How many Channing Tatum fans will get the joke that the sailor suit he sings and dances in in Hail, Caesar! is gay code? Joel and Ethan Coen, the film’s writing-directing team, known for antiquated lingo and snarky satire, spoof the sexual underground of post-World War II Hollywood. The Coen's cast Tatum as Burt Gurney, a musical-comedy star who figures in the plot about a studio executive dealing with various “kooks, misfits and oddballs.” Tatum’s gay Gurney represents Hollywood’s unspoken chorus-boy, closeted subculture.
Tatum’s young dumb and full of cum features finally find their perfect context in Hail, Caesar!’s elaborate dance routine “We Ain’t Gonna See No Dames.” Tatum performs with squads of male dancers, all attired in Navy dress whites—obviously modeled after a Paul Cadmus orgy tableau. The all-male prancing turns a saloon into a gay bar—one bit of choreography even spit-roasts Tatum as he bump-and-grinds between two guys. The number climaxes when a new group of horn-dog swabbies invade the bar, grinning at the free-for-all. (Too bad the song itself lacks the naughtiness of Seth MacFarlane’s gay jokes on Family Guy.)
The Fleet’s In! (1934) by Paul Cadmus
Hail, Caesar! winks at Tatum’s gay audience through a trove of butt-pirate innuendo about Old Hollywood. Burt Gurney isn’t really a character, just a Village People conceit based on rumors we’ve read/heard about famous actors who put themselves on the meat market or frequented Sunday brunches at the home of famous “women’s directors” (to use a popular Hollywood euphemism). Ralph Fiennes plays one of those types, named Laurence Laurentz. Fiennes’ effete, ascot-wearing caricature combines gossip about Laurence Olivier with the personages of James Whale, George Cukor and Mitchell Leisen.

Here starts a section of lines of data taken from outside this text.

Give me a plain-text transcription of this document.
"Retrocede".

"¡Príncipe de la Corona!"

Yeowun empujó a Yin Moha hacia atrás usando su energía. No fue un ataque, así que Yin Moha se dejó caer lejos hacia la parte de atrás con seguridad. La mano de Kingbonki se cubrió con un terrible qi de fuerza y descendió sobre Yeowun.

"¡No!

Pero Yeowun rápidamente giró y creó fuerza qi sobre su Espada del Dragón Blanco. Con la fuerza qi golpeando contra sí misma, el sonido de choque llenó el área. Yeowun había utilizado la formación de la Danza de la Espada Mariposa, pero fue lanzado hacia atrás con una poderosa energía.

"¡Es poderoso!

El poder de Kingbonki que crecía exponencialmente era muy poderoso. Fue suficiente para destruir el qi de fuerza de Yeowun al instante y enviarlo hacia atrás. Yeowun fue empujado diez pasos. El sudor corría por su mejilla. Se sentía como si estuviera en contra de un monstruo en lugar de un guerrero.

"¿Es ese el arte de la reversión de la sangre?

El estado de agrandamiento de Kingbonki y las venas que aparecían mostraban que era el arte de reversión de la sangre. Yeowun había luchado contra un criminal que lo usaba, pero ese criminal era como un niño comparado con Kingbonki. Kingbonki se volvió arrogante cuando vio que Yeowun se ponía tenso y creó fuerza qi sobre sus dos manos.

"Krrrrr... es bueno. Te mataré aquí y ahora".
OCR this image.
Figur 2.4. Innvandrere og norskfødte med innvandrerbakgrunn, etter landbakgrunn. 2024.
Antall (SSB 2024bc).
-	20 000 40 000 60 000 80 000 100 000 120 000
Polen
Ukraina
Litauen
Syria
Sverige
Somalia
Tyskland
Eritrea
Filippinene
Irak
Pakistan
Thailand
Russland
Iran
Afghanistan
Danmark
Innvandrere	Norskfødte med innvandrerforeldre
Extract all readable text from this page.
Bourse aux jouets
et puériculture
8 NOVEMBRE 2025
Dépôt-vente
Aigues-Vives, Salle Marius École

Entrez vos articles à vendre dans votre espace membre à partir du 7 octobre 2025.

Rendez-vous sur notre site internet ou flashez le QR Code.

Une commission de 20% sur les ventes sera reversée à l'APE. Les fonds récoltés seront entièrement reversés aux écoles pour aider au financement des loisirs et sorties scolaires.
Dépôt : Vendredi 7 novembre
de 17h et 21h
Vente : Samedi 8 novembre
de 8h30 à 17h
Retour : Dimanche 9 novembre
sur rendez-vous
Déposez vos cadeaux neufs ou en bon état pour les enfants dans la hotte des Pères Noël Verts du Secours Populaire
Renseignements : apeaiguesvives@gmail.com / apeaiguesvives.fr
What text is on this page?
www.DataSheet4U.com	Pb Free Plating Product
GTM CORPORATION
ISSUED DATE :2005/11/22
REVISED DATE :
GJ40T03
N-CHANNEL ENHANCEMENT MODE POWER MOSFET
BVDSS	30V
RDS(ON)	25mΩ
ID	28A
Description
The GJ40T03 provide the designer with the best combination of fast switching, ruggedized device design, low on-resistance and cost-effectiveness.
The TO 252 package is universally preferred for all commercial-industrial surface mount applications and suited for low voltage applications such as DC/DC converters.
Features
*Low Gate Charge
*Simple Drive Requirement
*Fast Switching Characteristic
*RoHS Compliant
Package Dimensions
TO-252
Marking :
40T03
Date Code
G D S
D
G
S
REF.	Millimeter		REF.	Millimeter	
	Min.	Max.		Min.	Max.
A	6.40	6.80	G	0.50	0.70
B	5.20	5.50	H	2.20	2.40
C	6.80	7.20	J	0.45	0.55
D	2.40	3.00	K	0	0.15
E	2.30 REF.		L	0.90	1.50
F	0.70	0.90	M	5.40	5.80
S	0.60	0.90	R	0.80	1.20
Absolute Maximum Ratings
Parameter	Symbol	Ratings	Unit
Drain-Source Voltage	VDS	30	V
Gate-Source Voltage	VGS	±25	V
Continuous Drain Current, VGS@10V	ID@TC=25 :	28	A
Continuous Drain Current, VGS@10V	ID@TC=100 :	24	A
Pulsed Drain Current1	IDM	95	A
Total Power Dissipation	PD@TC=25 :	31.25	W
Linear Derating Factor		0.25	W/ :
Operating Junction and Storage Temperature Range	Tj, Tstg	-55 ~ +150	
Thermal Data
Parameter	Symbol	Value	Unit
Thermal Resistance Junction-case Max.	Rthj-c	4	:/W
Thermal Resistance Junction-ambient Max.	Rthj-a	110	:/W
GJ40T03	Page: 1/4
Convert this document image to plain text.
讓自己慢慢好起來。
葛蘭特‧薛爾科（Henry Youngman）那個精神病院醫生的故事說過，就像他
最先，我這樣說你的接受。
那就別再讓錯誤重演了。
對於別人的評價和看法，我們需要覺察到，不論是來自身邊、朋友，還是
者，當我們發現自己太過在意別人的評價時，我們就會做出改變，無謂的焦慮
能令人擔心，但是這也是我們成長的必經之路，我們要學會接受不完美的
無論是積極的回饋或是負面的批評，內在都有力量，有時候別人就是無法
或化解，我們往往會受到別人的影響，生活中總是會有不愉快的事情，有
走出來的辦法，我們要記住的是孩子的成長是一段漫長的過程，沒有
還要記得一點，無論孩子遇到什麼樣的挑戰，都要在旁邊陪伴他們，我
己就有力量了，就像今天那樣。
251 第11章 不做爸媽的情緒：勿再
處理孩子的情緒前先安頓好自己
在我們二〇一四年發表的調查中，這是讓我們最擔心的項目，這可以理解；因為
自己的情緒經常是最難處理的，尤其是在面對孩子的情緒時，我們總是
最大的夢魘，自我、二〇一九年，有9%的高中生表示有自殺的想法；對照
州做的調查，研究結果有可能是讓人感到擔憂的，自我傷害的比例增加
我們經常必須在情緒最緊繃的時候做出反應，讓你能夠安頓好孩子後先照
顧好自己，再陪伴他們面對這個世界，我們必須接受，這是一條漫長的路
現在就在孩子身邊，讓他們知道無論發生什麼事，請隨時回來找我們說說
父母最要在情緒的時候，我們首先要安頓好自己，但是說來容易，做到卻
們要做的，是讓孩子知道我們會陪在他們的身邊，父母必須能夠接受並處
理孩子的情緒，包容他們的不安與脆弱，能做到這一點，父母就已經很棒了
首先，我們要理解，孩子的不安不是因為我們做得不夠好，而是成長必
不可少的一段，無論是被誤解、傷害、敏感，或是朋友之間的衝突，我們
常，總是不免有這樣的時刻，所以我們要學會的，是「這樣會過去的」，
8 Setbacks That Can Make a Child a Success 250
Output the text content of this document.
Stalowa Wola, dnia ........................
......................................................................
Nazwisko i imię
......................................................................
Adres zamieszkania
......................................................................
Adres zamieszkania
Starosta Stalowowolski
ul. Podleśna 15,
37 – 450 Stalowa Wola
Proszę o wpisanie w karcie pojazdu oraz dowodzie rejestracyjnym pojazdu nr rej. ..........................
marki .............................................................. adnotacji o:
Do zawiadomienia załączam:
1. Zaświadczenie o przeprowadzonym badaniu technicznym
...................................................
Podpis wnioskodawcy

At one point, Fiennes’ Laurentz approaches the film’s lead character Ed Mannix (Josh Brolin) with the coded question “Do you enjoy physical culture?” The come-on, alluding to body-builder porn, is as obvious as “I like your hat.” It’s later revealed that Baird Whitlock (George Clooney), a vain, Clark Gable-style, overly tanned actor (even his thighs are bronzed), was propositioned by musical-comedy star Danny Kaye, a rumored intimate of Olivier’s.
Tatum, in dress whites, evokes the infamous gay sailor erotica pamphlet “Shore Leave.” (The Coens only forget to outfit Tatum with the button-front access of the legendary sailor’s uniform as in Fassbinder’s Querelle.) Tatum dances serviceably (but undulated more impressively in Magic Mike XXL). Unfortunately, his uniform isn’t as trim as ‘50s Hollywood’s actual musical sailor boys—those dancers from Jerome Robbin’s legendary Fancy Free ballet that appeared in movies like On the Town and in gang drag in West Side Story. And Gene Kelly, Michael Kidd, and Dan Dailey’s athletic rumps were cheekier in It's Always Fair Weather. Instead, the Coens turn sexual innuendo into political satire, making Gurney the patsy for Communists screenwriters who become seamen, with dreams of socialist revolution, awaiting a Russian submarine—arising erect from the Pacific-- to penetrate Hollywood.
Maybe the campiness of Hail, Caesar! can help educate viewers about the history of gay codes and erotic symbolism. Dancing sailor icons also figure in Jacques Demy’s Lola and The Young Girls of Rochefort as well as David Bowie’s 1987 Never Let Me Down, a music-video collaboration with Jean- Baptiste Modino, that polished Bruce Weber’s layouts of sailors on leave. Hail, Caesar! caricatures are not homophobic. Think of Burt Gurney’s comic gay villainy as simply the Coens’ copping a feel of Tatum’s rump-shaking pulchritude.